Tapping into nature of all religions

Joshua D. Copeland, Opinion Editor


 

If God was responsible for nature, and nature is responsible for all living things – Wouldn’t Nature itself be God?

Regardless of your faith, we can all agree that “God” is “Truth,” right?  And if God is the center of  most religions, it’s contradicting for more than one religion to exist.  That would insinuate that there is more than one “Truth.”

Yet prejudices and wars between different cultures are born from religion because one has to be better than the other. And so we ironically engage in the competition of religions in hopes that we become like God.

The most reassuring concept is this idea that there is a higher power that gives our lives purpose.  The question is, without religion what is it that makes people  different from each other?  
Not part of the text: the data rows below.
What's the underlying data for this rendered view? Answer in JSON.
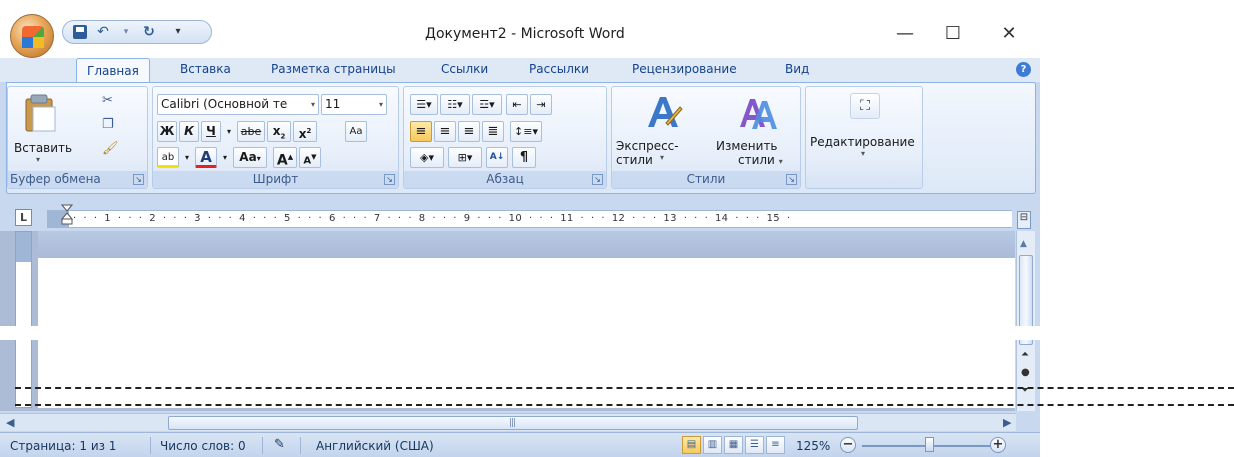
{
  "window": {
    "title": "Документ2 - Microsoft Word"
  },
  "qat": {
    "undo_glyph": "↶",
    "redo_glyph": "↻",
    "more_glyph": "▾"
  },
  "controls": {
    "minimize": "—",
    "maximize": "☐",
    "close": "✕"
  },
  "tabs": [
    {
      "label": "Главная",
      "active": true
    },
    {
      "label": "Вставка"
    },
    {
      "label": "Разметка страницы"
    },
    {
      "label": "Ссылки"
    },
    {
      "label": "Рассылки"
    },
    {
      "label": "Рецензирование"
    },
    {
      "label": "Вид"
    }
  ],
  "help": "?",
  "clipboard": {
    "paste_label": "Вставить",
    "group_label": "Буфер обмена"
  },
  "font": {
    "family": "Calibri (Основной те",
    "size": "11",
    "bold": "Ж",
    "italic": "К",
    "underline": "Ч",
    "strike": "abe",
    "subscript": "x",
    "superscript": "x",
    "case": "Aa",
    "grow": "A",
    "shrink": "A",
    "color_a": "A",
    "group_label": "Шрифт"
  },
  "paragraph": {
    "pilcrow": "¶",
    "group_label": "Абзац"
  },
  "styles": {
    "express_label": "Экспресс-стили",
    "change_label_1": "Изменить",
    "change_label_2": "стили",
    "group_label": "Стили"
  },
  "editing": {
    "label": "Редактирование"
  },
  "ruler": {
    "corner": "L",
    "numbers": "·  ·  ·  1  ·  ·  ·  2  ·  ·  ·  3  ·  ·  ·  4  ·  ·  ·  5  ·  ·  ·  6  ·  ·  ·  7  ·  ·  ·  8  ·  ·  ·  9  ·  ·  ·  10  ·  ·  ·  11  ·  ·  ·  12  ·  ·  ·  13  ·  ·  ·  14  ·  ·  ·  15  ·"
  },
  "status": {
    "page": "Страница: 1 из 1",
    "words": "Число слов: 0",
    "language": "Английский (США)",
    "zoom": "125%"
  },
  "colors": {
    "accent": "#15428b",
    "ribbon_bg": "#dce8f7",
    "frame": "#c7d8ef"
  }
}
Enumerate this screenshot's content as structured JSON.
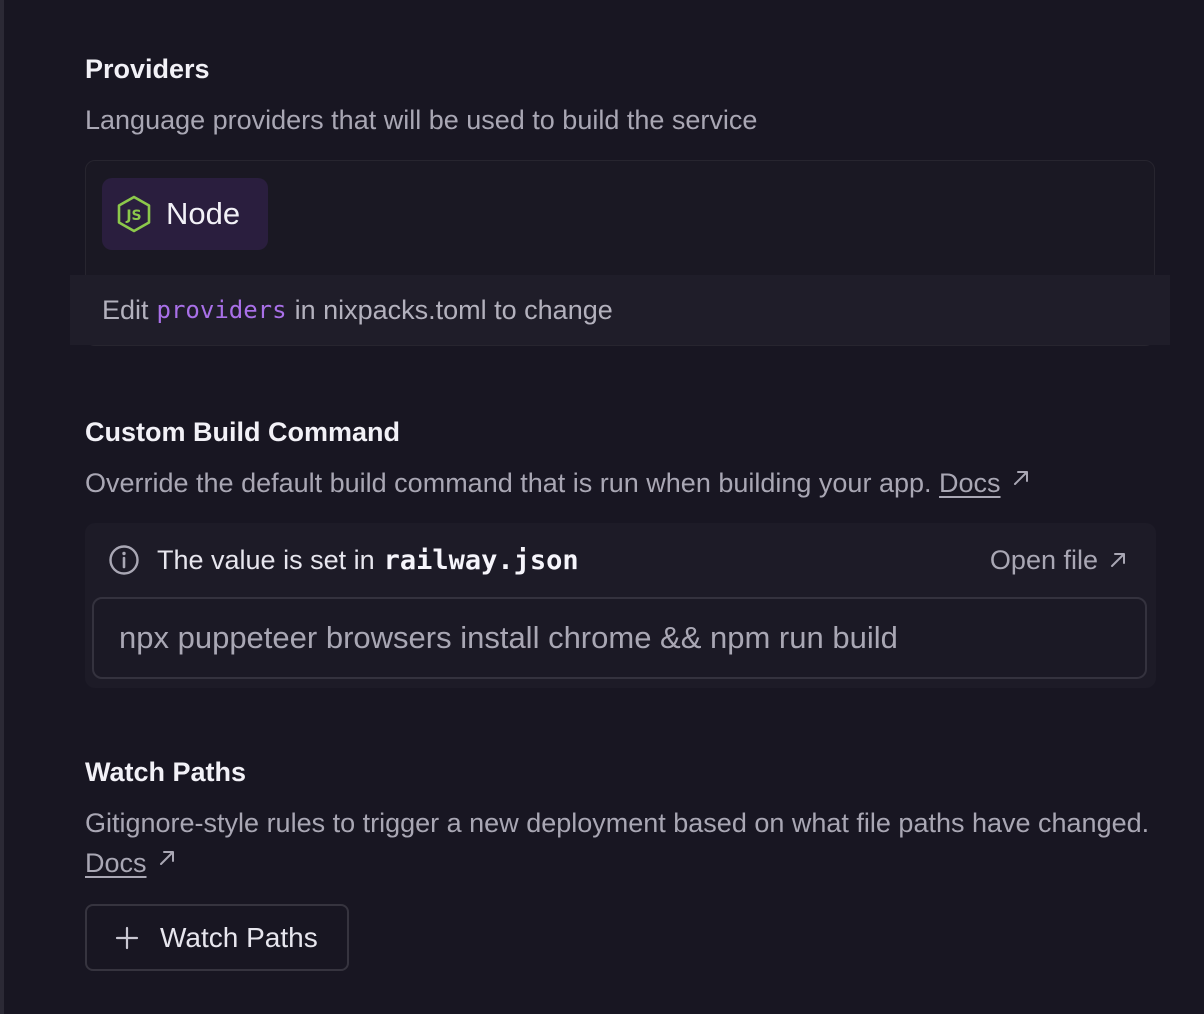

And if not, what do Jesus, Buddha and Allah have in common?  How about the spirit that exists behind our deities?

No matter what religion you practice, there’s a sense of spirituality that defines your religion.  I believe this spirituality connects all of us to a source greater than ourselves, and has always existed before the construction of any religion.

If we are all created in God’s image, as the Bible would suggest, then it would make sense to picture ourselves as similar to a glass of seawater while God is the ocean.  No matter what container you decide to fill up with seawater, it makes no difference when you dump the water back into the ocean.

Same goes for us humans.  We all need the necessities like food, water and shelter to survive.  And we all gather our necessities from the natural earth.

What if God was actually the earth and the nature that surrounds us?

If to be more like God was to be more like the earth that has existed before any one of us –to be more like the world that we spend our entire lives trying to understand – then if we tuned into the nature of our world, we would be tuning into our source, the natural source that creates all things.

What’s scary is when we humans try to reinvent the wheel of what’s natural. We destroy plants. We pollute our air and our water. We kill and take life.  And more importantly, we try to create life through artificial imitation.  In other words, we try to play God.  Lest we create monsters of ourselves, destroying nature in the process.

In many ways, religion allows us to avoid taking responsibility for our actions against nature.  And naturally, Nature flips us on our heads every time. I believe that if we can save our planet, and love the nature of our world rather than the religion of humans, we will be closer to God than we could ever imagine.